そうしみじみと優しさを感じながらコーヒーを飲み続けていると、柳原チーフは「それにしても」と話題を切りだす。
「澤口、最近やたらとバタバタしてると思ったら、仕事がハイペースだよね。前だったら余裕持って進めながら、終わらなかったら残業して、って感じだったのに」
「あー……はい、最近は、ちょっと」
「あ、そっか。愛しの彼氏とデートがあるから残業なんてしてられないもんねぇ」
冷やかすように言うと、うふふといやらしく笑う。
愛しの彼……ねぇ。
その響きにもう否定しようとするのは諦めて、私は苦笑いをこぼした。
大倉さんと出会ってから、一週間ちょっと。
彼は本当に一日置きに会いにきて、朝は私を会社まで送り、夜は迎えにきて夕食をという生活をおくっている。
何度目かになるとこのビル内の人も大倉さんを見慣れてきたようで、エントランスの受付嬢は彼が来ると『澤口さんにお迎えです』と電話をかけてくるくらいだ。
ていうか、仕事して一日置きに会いにきてってよく体が持つなぁ。
しかも夜に連れて行ってくれるのは、いつも凝った店ばかり。お店探しもひと苦労だろう。

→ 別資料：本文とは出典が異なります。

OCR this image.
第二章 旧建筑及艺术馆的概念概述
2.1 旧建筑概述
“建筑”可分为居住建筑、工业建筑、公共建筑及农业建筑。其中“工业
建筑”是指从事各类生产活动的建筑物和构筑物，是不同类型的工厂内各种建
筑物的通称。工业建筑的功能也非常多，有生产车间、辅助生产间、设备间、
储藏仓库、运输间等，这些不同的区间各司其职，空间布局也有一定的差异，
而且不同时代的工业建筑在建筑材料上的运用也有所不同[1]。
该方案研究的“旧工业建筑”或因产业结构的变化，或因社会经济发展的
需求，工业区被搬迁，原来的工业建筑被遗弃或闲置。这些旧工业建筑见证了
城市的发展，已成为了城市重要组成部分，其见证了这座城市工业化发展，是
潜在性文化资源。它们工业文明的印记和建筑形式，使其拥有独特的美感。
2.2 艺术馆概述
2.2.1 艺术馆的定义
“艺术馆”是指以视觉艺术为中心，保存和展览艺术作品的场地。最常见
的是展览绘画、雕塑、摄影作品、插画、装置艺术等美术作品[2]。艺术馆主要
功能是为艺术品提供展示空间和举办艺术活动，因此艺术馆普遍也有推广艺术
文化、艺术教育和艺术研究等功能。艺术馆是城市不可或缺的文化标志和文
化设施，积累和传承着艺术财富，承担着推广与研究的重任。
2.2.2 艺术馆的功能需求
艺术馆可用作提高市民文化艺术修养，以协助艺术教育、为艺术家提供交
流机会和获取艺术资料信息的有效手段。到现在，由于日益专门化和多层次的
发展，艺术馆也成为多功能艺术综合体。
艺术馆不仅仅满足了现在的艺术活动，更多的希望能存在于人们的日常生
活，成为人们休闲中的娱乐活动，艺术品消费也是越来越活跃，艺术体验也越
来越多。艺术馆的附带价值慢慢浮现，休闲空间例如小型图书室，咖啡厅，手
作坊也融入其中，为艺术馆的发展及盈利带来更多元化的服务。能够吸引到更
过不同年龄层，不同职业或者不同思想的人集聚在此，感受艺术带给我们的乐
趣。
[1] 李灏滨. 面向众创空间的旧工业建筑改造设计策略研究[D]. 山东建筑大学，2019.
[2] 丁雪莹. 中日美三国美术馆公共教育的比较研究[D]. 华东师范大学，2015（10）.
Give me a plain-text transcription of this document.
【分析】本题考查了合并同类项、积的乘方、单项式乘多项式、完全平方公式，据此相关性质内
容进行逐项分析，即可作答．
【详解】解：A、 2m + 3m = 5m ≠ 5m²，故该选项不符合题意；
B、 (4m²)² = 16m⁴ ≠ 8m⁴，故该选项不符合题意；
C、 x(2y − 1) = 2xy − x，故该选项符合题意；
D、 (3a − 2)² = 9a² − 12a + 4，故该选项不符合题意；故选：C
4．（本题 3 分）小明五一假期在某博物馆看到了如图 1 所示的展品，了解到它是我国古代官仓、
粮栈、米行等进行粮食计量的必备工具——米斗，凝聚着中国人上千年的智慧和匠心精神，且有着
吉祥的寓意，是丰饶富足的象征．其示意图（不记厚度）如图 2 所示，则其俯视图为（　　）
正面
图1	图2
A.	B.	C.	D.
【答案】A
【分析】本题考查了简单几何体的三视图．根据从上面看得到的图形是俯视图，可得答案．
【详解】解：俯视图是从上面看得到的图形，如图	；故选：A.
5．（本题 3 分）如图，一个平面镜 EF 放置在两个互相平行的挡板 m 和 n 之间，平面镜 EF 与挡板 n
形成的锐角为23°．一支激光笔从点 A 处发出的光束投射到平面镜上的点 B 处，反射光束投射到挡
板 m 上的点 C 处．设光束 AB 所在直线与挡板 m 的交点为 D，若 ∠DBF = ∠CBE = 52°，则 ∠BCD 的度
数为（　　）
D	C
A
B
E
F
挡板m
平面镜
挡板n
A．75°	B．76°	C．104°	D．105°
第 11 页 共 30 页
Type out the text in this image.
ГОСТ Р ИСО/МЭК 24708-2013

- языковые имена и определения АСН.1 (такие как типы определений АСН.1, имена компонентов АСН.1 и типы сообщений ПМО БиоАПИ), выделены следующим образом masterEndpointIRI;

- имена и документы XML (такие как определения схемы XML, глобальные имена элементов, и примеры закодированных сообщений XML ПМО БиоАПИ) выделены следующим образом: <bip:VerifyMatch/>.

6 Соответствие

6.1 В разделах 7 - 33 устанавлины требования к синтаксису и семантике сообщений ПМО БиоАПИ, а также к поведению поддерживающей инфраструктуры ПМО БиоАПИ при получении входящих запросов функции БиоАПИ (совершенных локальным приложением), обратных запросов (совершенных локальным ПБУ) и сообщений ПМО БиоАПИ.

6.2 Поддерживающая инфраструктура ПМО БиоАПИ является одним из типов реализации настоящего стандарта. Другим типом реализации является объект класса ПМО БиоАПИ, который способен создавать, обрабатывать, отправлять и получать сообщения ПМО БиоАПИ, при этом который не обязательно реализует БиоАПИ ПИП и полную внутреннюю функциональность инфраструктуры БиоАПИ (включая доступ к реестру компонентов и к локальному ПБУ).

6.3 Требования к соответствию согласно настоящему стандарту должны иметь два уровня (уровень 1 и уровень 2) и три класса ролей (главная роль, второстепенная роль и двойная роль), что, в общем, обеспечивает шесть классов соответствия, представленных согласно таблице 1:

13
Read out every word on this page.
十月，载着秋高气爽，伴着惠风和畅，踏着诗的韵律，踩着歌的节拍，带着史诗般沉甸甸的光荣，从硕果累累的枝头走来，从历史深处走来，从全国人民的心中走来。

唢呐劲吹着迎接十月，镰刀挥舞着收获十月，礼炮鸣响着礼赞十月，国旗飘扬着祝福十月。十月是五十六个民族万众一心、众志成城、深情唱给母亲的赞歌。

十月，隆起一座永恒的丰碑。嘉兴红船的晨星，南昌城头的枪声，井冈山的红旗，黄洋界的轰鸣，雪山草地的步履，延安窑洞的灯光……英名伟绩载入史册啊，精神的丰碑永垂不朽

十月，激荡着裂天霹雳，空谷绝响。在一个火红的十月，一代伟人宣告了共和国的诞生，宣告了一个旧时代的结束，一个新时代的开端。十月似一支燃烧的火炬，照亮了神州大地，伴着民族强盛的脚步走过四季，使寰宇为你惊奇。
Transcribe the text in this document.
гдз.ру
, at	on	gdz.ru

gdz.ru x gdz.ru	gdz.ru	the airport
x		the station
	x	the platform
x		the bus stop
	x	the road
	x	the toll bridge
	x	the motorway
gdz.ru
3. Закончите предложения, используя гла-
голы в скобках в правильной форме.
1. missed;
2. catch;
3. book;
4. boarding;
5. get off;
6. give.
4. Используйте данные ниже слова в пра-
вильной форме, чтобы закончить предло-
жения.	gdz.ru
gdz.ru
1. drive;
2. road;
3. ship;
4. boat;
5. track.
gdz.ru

……けど、悪い人じゃないということを知ってしまってから、なんだか最初ほど強く拒めない。
思えば、私のことや仕事のことを否定するような言い方をしたこと、一度もないんだよね。
心が広いのか、結婚するためには仕方ない、と言い聞かせているだけなのか。
どちらにせよ、いつも彼の掌の上なのが悔しい。